Africa and the Prospect of a New U.S.-China Cold War

The last time the United States fought a Cold War it led to devastating, long term consequences for Africa. Now, as the U.S. moves to challenge China’s growing influence around the world, Africa risks becoming collateral damage in yet another great power rivalry.

Rand Corporation Policy Analyst Ali Wyne joins Eric & Cobus to discuss his recent article that explores whether the United States and China are embarking on a 21st century Cold War.

Show Notes:

About Ali Wyne:

Ali Wyne is a Washington, DC-based policy analyst at the RAND Corporation, a nonresident senior fellow at the Atlantic Council, and a nonresident fellow at the Modern War Institute.  He serves as rapporteur for a U.S. National Intelligence Council working group that analyzes trends in world order.

Wyne served as a junior fellow at the Carnegie Endowment for International Peace from 2008 to 2009 and as a research assistant at the Belfer Center for Science and International Affairs from 2009 to 2012.  From January to July 2013 he worked on a team that prepared Samantha Power for her confirmation hearing to be U.S. Ambassador to the United Nations.  From 2014 to 2015 he served on RAND’s adjunct staff, working with the late Richard Solomon on RAND’s Strategic Rethink series.

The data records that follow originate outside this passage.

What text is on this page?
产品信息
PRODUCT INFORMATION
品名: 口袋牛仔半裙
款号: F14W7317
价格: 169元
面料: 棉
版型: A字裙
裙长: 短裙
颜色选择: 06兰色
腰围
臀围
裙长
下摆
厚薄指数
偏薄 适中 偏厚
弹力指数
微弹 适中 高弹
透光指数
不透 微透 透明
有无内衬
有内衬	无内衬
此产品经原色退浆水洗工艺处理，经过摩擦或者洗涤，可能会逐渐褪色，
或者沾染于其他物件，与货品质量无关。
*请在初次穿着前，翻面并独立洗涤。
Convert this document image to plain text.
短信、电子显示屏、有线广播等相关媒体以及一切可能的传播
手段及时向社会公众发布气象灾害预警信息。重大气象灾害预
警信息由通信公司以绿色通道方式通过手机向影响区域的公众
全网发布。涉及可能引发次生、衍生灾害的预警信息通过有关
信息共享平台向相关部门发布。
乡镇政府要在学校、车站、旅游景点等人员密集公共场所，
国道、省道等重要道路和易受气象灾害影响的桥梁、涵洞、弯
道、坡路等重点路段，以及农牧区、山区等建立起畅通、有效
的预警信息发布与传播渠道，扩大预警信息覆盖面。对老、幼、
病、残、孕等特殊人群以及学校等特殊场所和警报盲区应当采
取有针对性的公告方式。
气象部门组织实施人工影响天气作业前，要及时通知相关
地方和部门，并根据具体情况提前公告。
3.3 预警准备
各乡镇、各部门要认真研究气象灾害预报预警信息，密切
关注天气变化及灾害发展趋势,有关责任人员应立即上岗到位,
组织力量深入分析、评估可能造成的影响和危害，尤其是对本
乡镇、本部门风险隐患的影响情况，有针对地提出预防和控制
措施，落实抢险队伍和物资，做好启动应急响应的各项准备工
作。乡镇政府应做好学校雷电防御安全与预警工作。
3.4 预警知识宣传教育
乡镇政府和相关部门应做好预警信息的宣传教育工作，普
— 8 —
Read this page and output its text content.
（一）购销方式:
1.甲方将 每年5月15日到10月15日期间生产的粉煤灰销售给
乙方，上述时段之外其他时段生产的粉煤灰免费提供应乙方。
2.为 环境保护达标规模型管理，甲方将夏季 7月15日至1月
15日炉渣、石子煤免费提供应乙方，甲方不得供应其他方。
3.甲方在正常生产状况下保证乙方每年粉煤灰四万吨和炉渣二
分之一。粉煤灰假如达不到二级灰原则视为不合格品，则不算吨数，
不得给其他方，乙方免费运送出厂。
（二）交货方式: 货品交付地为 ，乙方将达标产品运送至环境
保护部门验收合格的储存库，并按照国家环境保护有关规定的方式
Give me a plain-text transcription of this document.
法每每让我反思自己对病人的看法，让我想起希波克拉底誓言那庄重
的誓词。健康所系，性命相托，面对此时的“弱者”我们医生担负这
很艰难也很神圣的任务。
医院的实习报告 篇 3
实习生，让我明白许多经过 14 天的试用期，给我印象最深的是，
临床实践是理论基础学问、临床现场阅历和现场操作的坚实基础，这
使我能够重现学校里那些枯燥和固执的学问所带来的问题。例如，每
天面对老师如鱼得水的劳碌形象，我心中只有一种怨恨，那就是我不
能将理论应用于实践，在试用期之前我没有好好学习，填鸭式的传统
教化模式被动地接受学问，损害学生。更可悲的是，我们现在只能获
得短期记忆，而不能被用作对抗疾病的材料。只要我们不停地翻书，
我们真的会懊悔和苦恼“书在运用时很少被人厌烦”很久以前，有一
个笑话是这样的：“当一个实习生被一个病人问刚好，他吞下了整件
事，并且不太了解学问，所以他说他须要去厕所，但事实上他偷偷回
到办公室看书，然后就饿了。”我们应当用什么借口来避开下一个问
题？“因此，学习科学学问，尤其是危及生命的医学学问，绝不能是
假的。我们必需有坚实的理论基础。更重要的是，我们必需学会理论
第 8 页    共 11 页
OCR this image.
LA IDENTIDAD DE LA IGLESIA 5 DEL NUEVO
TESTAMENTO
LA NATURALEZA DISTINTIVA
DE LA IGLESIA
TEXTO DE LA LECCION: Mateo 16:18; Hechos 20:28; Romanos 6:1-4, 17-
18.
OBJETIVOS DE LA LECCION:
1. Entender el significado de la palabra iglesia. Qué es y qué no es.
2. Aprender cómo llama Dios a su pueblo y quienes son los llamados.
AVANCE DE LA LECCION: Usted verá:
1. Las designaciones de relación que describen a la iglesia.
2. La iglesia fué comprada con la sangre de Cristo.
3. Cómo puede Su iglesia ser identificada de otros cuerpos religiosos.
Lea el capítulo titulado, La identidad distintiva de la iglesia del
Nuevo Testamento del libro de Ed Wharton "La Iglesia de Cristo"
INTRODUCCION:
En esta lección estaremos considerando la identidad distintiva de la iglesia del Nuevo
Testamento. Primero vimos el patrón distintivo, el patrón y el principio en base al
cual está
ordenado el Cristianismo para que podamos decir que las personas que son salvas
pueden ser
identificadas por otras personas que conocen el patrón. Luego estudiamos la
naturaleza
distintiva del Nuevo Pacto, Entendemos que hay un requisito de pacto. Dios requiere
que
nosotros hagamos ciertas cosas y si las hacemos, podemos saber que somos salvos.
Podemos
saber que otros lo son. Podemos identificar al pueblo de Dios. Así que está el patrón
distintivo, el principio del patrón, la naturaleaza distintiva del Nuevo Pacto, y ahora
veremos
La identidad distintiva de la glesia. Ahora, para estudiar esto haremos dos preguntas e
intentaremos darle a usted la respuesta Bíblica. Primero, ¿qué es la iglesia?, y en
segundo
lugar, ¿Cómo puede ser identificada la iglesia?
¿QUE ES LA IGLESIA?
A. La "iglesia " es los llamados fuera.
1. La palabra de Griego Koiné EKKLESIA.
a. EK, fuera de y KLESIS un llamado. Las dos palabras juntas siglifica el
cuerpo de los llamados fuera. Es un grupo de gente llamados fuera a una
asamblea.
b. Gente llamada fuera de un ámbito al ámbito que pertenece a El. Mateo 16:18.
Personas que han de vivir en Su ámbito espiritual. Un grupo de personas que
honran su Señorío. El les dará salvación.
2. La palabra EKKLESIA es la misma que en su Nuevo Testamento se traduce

Wyne received dual degrees in management science and political science from MIT (2008) and earned his Master in Public Policy from the Harvard Kennedy School (2017).  While at the Kennedy School he served on a Hillary for America working group on U.S. policy toward Asia.

Wyne is a coauthor of Lee Kuan Yew: The Grand Master’s Insights on China, the United States, and the World (2013) and a contributing author to Power Relations in the Twenty-First Century: Mapping a Multipolar World? (2017) and the Routledge Handbook of Public Diplomacy (2008).

Wyne is a term member of the Council on Foreign Relations, a David Rockefeller fellow with the Trilateral Commission, and a security fellow with the Truman National Security Project.